No Irã foi a mesma história. O confronto entre nacionalistas e imperialistas estava se desenrolando em outro palco, só que desta vez a Grã-Bretanha – aliada dos EUA – passou a infligir uma derrota a grupos que exigiam autonomia e autodeterminação. O governo iraniano democraticamente eleito liderado pelo primeiro-ministro Mohammad Mosaddegh nacionalizou a indústria petrolífera do país em 1951. Alarmados com a decisão, a Grã-Bretanha e os Estados Unidos orquestraram um golpe em 1953 para derrubar Mosaddegh e substituí-lo pela monarquia do xá Mohammad Reza Pahlavi.

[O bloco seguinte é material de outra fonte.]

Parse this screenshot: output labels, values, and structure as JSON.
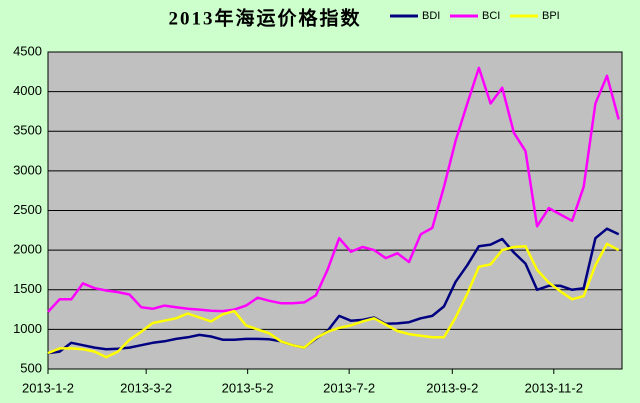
{
  "chart_data": {
    "type": "line",
    "title": "2013年海运价格指数",
    "legend": "top",
    "grid": true,
    "x": [
      "2013-1-2",
      "2013-1-9",
      "2013-1-16",
      "2013-1-23",
      "2013-1-30",
      "2013-2-6",
      "2013-2-13",
      "2013-2-20",
      "2013-2-27",
      "2013-3-6",
      "2013-3-13",
      "2013-3-20",
      "2013-3-27",
      "2013-4-3",
      "2013-4-10",
      "2013-4-17",
      "2013-4-24",
      "2013-5-1",
      "2013-5-8",
      "2013-5-15",
      "2013-5-22",
      "2013-5-29",
      "2013-6-5",
      "2013-6-12",
      "2013-6-19",
      "2013-6-26",
      "2013-7-3",
      "2013-7-10",
      "2013-7-17",
      "2013-7-24",
      "2013-7-31",
      "2013-8-7",
      "2013-8-14",
      "2013-8-21",
      "2013-8-28",
      "2013-9-4",
      "2013-9-11",
      "2013-9-18",
      "2013-9-25",
      "2013-10-2",
      "2013-10-9",
      "2013-10-16",
      "2013-10-23",
      "2013-10-30",
      "2013-11-6",
      "2013-11-13",
      "2013-11-20",
      "2013-11-27",
      "2013-12-4",
      "2013-12-11"
    ],
    "series": [
      {
        "name": "BDI",
        "color": "#000080",
        "values": [
          700,
          720,
          830,
          800,
          770,
          750,
          755,
          770,
          800,
          830,
          850,
          880,
          900,
          930,
          910,
          870,
          870,
          880,
          880,
          875,
          850,
          800,
          770,
          880,
          980,
          1170,
          1110,
          1120,
          1150,
          1070,
          1075,
          1090,
          1140,
          1170,
          1290,
          1600,
          1810,
          2050,
          2070,
          2140,
          1970,
          1830,
          1500,
          1550,
          1550,
          1500,
          1520,
          2150,
          2270,
          2200
        ]
      },
      {
        "name": "BCI",
        "color": "#ff00ff",
        "values": [
          1220,
          1380,
          1380,
          1580,
          1520,
          1490,
          1470,
          1440,
          1280,
          1260,
          1300,
          1280,
          1260,
          1250,
          1235,
          1230,
          1250,
          1300,
          1400,
          1360,
          1330,
          1330,
          1340,
          1430,
          1750,
          2150,
          1980,
          2040,
          2000,
          1900,
          1960,
          1850,
          2200,
          2280,
          2800,
          3380,
          3850,
          4300,
          3850,
          4050,
          3480,
          3250,
          2300,
          2530,
          2450,
          2370,
          2800,
          3850,
          4200,
          3650
        ]
      },
      {
        "name": "BPI",
        "color": "#ffff00",
        "values": [
          700,
          760,
          760,
          750,
          720,
          650,
          720,
          870,
          970,
          1080,
          1110,
          1140,
          1200,
          1150,
          1100,
          1190,
          1230,
          1050,
          1000,
          950,
          850,
          800,
          770,
          890,
          970,
          1020,
          1050,
          1100,
          1140,
          1060,
          980,
          940,
          920,
          900,
          900,
          1150,
          1450,
          1790,
          1820,
          2000,
          2040,
          2050,
          1750,
          1590,
          1480,
          1380,
          1420,
          1810,
          2080,
          2000
        ]
      }
    ],
    "xlim": [
      "2013-1-2",
      "2013-12-13"
    ],
    "xticks": [
      "2013-1-2",
      "2013-3-2",
      "2013-5-2",
      "2013-7-2",
      "2013-9-2",
      "2013-11-2"
    ],
    "ylim": [
      500,
      4500
    ],
    "yticks": [
      500,
      1000,
      1500,
      2000,
      2500,
      3000,
      3500,
      4000,
      4500
    ]
  }
}
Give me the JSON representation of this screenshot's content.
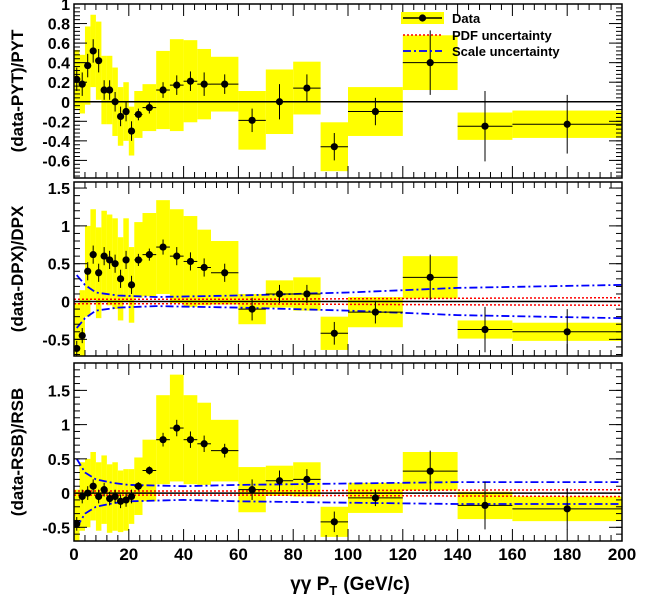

Foi um dos eventos mais importantes da região, no qual a rainha Elizabeth II desempenhou um papel. Cinco meses antes do golpe liderado pelos britânicos e pelos EUA, o xá do Irã estava oscilando e pensando em fugir do país. Isso teria efetivamente destruído a trama conjunta antes mesmo de começar. Durante esse momento crítico, diz-se que a rainha Elizabeth II enviou uma mensagem vital ao xá para dissuadi-lo de deixar o país. A mensagem extraordinária parece ser lida como se a rainha Elizabeth estivesse apelando a um colega monarca para permanecer resoluto. Washington viu a mensagem da Grã-Bretanha como um ás para convencer o xá a ficar parado.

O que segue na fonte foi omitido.